Manchin drew plenty of criticism for last week’s statements, both for showing off his double standard and for wielding it against the first South Asian women nominated to run the OMB.

Tanden may not be an uber-progressive’s progressive, but she has the chops to do the job, Biden wants her, and she has the support of the rest of the Senate Democratic caucus.

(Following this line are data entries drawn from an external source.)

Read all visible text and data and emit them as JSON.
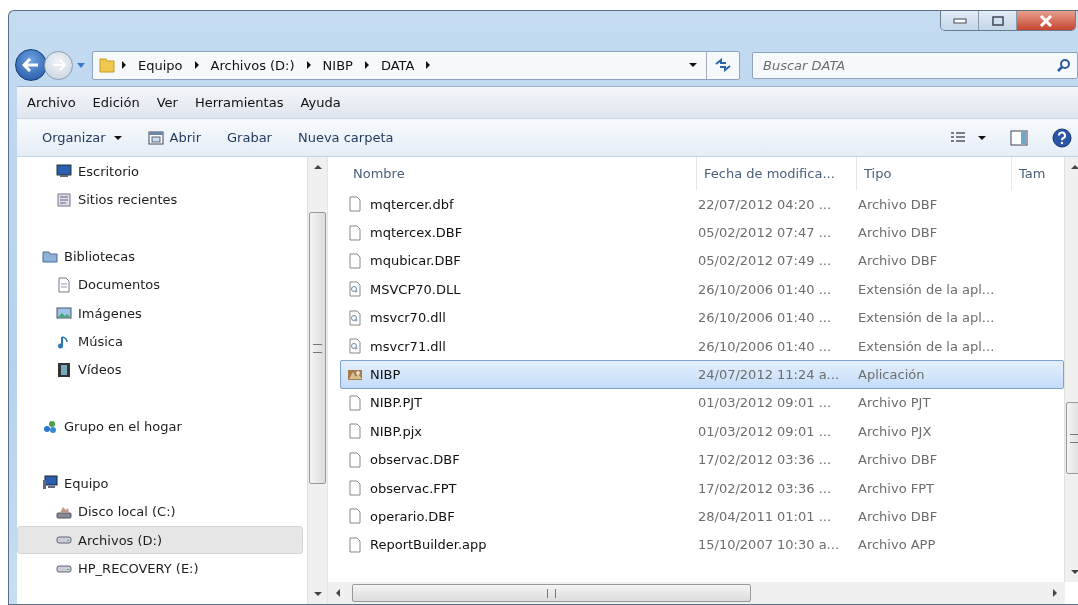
{
  "address": {
    "crumbs": [
      "Equipo",
      "Archivos (D:)",
      "NIBP",
      "DATA"
    ]
  },
  "search": {
    "placeholder": "Buscar DATA"
  },
  "menu": [
    "Archivo",
    "Edición",
    "Ver",
    "Herramientas",
    "Ayuda"
  ],
  "toolbar": [
    {
      "label": "Organizar",
      "kind": "dropdown"
    },
    {
      "label": "Abrir",
      "kind": "open"
    },
    {
      "label": "Grabar",
      "kind": "plain"
    },
    {
      "label": "Nueva carpeta",
      "kind": "plain"
    }
  ],
  "sidebar": {
    "groups": [
      {
        "items": [
          {
            "label": "Escritorio",
            "kind": "desktop",
            "selected": false
          },
          {
            "label": "Sitios recientes",
            "kind": "recent",
            "selected": false
          }
        ]
      },
      {
        "label": "Bibliotecas",
        "kind": "library",
        "selected": false,
        "children": [
          {
            "label": "Documentos",
            "kind": "document",
            "selected": false
          },
          {
            "label": "Imágenes",
            "kind": "image",
            "selected": false
          },
          {
            "label": "Música",
            "kind": "music",
            "selected": false
          },
          {
            "label": "Vídeos",
            "kind": "video",
            "selected": false
          }
        ]
      },
      {
        "label": "Grupo en el hogar",
        "kind": "homegroup",
        "selected": false
      },
      {
        "label": "Equipo",
        "kind": "computer",
        "selected": false,
        "children": [
          {
            "label": "Disco local (C:)",
            "kind": "sysdrive",
            "selected": false
          },
          {
            "label": "Archivos (D:)",
            "kind": "drive",
            "selected": true
          },
          {
            "label": "HP_RECOVERY (E:)",
            "kind": "drive",
            "selected": false
          }
        ]
      }
    ]
  },
  "table": {
    "columns": [
      "Nombre",
      "Fecha de modifica...",
      "Tipo",
      "Tam"
    ],
    "rows": [
      {
        "name": "mqtercer.dbf",
        "date": "22/07/2012 04:20 ...",
        "type": "Archivo DBF",
        "kind": "blank",
        "selected": false
      },
      {
        "name": "mqtercex.DBF",
        "date": "05/02/2012 07:47 ...",
        "type": "Archivo DBF",
        "kind": "blank",
        "selected": false
      },
      {
        "name": "mqubicar.DBF",
        "date": "05/02/2012 07:49 ...",
        "type": "Archivo DBF",
        "kind": "blank",
        "selected": false
      },
      {
        "name": "MSVCP70.DLL",
        "date": "26/10/2006 01:40 ...",
        "type": "Extensión de la apl...",
        "kind": "dll",
        "selected": false
      },
      {
        "name": "msvcr70.dll",
        "date": "26/10/2006 01:40 ...",
        "type": "Extensión de la apl...",
        "kind": "dll",
        "selected": false
      },
      {
        "name": "msvcr71.dll",
        "date": "26/10/2006 01:40 ...",
        "type": "Extensión de la apl...",
        "kind": "dll",
        "selected": false
      },
      {
        "name": "NIBP",
        "date": "24/07/2012 11:24 a...",
        "type": "Aplicación",
        "kind": "app",
        "selected": true
      },
      {
        "name": "NIBP.PJT",
        "date": "01/03/2012 09:01 ...",
        "type": "Archivo PJT",
        "kind": "blank",
        "selected": false
      },
      {
        "name": "NIBP.pjx",
        "date": "01/03/2012 09:01 ...",
        "type": "Archivo PJX",
        "kind": "blank",
        "selected": false
      },
      {
        "name": "observac.DBF",
        "date": "17/02/2012 03:36 ...",
        "type": "Archivo DBF",
        "kind": "blank",
        "selected": false
      },
      {
        "name": "observac.FPT",
        "date": "17/02/2012 03:36 ...",
        "type": "Archivo FPT",
        "kind": "blank",
        "selected": false
      },
      {
        "name": "operario.DBF",
        "date": "28/04/2011 01:01 ...",
        "type": "Archivo DBF",
        "kind": "blank",
        "selected": false
      },
      {
        "name": "ReportBuilder.app",
        "date": "15/10/2007 10:30 a...",
        "type": "Archivo APP",
        "kind": "blank",
        "selected": false
      }
    ]
  }
}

But in a 50-50 Senate, Manchin is flexing his new muscle. He is in a position now to be kingmaker along with moderate Sens. Kyrsten Sinema of Arizona and Jon Tester of Montana. Manchin, 73, is rumored to be uninterested in running again in 2024. He owns his state’s political establishment. He will not bend to pressure from inside or outside West Virginia, and is quick to let people know it:

A few weeks back, Manchin created a stir when he publicly criticized Vice President Kamala Harris for doing a TV interview with a local West Virginia station that was seen as an effort to pressure him to support the COVID-19 bill. He received a call from the White House shortly after his complaint to try to smooth things over.

With Manchin opposed to Tanden, Biden will have to coax at least one Senate Republican to support her to win Senate confirmation. Manchin is bucking to challenge Joe Lieberman’s legacy.